Edwards wasn’t mad about getting rejected for the first time because the experience showed her she can write over 300 pages.

She then was diagnosed with lung cancer, which made her more determined to get her book published. Edwards said that her book carried her through her health crisis, and she was then in remission.  

“I was working in the school every day doing an after school program and then come home every night and write 7-10 pages,” she said.

She sent her book to Stinson a second time, but sadly Stinson rejected the book again. Edward then tried to improve her book again, this time sending it to different colleagues. 

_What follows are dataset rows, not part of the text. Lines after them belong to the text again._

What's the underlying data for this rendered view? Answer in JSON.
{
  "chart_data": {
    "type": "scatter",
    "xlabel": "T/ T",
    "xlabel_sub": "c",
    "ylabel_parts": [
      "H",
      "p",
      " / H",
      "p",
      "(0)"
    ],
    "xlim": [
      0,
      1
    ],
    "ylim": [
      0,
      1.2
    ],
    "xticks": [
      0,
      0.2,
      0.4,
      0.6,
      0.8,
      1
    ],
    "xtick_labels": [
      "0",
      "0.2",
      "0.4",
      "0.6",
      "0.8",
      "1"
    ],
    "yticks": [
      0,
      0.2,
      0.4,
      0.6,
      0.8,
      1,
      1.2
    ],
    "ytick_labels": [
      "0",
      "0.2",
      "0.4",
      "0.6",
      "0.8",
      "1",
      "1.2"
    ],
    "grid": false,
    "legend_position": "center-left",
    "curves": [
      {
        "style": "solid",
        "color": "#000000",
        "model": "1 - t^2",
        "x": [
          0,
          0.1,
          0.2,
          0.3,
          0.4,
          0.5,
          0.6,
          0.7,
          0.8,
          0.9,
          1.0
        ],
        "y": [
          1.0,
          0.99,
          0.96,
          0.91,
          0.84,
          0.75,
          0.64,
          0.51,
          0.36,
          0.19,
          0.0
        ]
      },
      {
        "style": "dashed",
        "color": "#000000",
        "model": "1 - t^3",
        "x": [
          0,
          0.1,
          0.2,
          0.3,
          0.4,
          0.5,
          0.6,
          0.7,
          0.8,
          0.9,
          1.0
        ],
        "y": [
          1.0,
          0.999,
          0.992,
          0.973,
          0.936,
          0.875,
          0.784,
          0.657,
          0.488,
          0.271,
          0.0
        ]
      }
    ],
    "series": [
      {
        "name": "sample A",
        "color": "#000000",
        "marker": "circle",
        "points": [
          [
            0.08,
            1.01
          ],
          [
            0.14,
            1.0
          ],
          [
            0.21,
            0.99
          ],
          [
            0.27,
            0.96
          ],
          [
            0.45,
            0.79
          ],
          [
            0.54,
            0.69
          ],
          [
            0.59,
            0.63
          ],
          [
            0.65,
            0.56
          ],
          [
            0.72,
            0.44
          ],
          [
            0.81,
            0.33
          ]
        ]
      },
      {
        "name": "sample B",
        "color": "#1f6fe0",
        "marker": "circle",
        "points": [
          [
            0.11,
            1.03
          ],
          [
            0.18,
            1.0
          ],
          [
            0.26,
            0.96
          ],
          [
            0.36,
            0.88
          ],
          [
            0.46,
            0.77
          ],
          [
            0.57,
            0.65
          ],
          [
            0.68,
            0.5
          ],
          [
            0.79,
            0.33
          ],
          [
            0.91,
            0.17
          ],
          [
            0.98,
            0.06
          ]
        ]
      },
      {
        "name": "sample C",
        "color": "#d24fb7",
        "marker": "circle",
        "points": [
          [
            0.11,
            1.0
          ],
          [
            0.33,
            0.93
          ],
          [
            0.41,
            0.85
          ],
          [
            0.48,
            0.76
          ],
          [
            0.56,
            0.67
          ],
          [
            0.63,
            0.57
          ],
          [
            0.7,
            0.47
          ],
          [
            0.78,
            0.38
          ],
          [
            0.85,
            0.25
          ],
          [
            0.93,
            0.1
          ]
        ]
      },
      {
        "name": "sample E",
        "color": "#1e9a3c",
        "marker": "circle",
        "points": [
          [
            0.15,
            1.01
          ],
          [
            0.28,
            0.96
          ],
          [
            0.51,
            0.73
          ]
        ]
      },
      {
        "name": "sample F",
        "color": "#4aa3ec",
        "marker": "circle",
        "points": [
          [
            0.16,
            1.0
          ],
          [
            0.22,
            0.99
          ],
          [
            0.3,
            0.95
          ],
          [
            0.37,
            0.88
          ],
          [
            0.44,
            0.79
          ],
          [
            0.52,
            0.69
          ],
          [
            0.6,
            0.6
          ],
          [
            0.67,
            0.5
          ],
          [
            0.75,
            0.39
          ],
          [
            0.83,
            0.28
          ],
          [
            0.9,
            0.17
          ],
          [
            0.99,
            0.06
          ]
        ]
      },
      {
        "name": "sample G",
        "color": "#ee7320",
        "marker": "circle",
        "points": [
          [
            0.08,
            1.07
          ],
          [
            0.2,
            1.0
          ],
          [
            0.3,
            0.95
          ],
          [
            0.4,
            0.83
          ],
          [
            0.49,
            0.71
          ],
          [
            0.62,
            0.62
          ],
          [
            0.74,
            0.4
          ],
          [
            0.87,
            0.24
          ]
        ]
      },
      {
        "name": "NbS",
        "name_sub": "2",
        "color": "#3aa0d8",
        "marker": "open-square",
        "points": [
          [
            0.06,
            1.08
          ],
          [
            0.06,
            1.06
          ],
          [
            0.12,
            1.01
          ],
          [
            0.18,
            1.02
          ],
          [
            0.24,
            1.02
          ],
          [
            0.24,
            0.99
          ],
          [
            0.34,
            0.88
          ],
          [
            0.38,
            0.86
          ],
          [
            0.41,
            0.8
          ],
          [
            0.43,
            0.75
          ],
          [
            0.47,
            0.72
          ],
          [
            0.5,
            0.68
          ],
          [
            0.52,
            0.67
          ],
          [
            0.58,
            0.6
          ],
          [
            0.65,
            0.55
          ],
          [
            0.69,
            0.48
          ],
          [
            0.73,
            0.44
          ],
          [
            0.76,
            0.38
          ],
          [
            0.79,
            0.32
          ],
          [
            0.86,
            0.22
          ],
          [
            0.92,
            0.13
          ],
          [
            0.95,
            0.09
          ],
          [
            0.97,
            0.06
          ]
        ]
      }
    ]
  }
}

She was directed to send her book to the Writer’s Edge who helped edit her work and sent her book out to Christian publishing companies.

“It wasn’t even a good month later I got a call from Denise Stinson,” Edwards said. She said that Stinson asked her to send the rest of her book and made an offer to Edwards. 

“This was not the title that I had for, it’s called “Plenty Good Room,” Edwards said. It’s about a young woman who takes in an adolescence into foster care. Edwards wrote this book because she worked with foster parents and even became one.

 There was a broad selection of literature from many historical and famous African American figures that the audience could read from. 

TR student, Michael Sullivan chose “Born a Crime’’ by the Daily Show’s host Trevor Noah. Sullivan said he is a fan of Noah’s interviews and how he’s so upfront about his upbringing.

“Americanah,” written by Nigerian author Chimamanda Ngozi Adichie, was the novel that TR student Perla Rodriguez chose to read to the audience. 

Rodriguez said the author talks about what she calls “the danger of a single story,” which is what one’s opinion of certain people can give others a view on what the people are like.

TR English instructor Michelle Menchaca selected “The Autobiography of Malcolm X.” Menchaca first read the book in her 20s, and she found the content powerful to read about how Malcolm X was under such oppression and had a lot of anger. 

Edwards encourages young writers who are writing a novel to keep publishing their work. She also believes people’s best work is in a Twitter post. 

“Writing is powerful. It is a way to access your feelings, it is a way to communicate it is a way to leave a legacy behind,” Edwards said.

TR students Michael Sullivan and Abigail Tuttle discuss books by black authors Trevor Noah and Ralph Ellison at the National African American Read-In on TR Campus.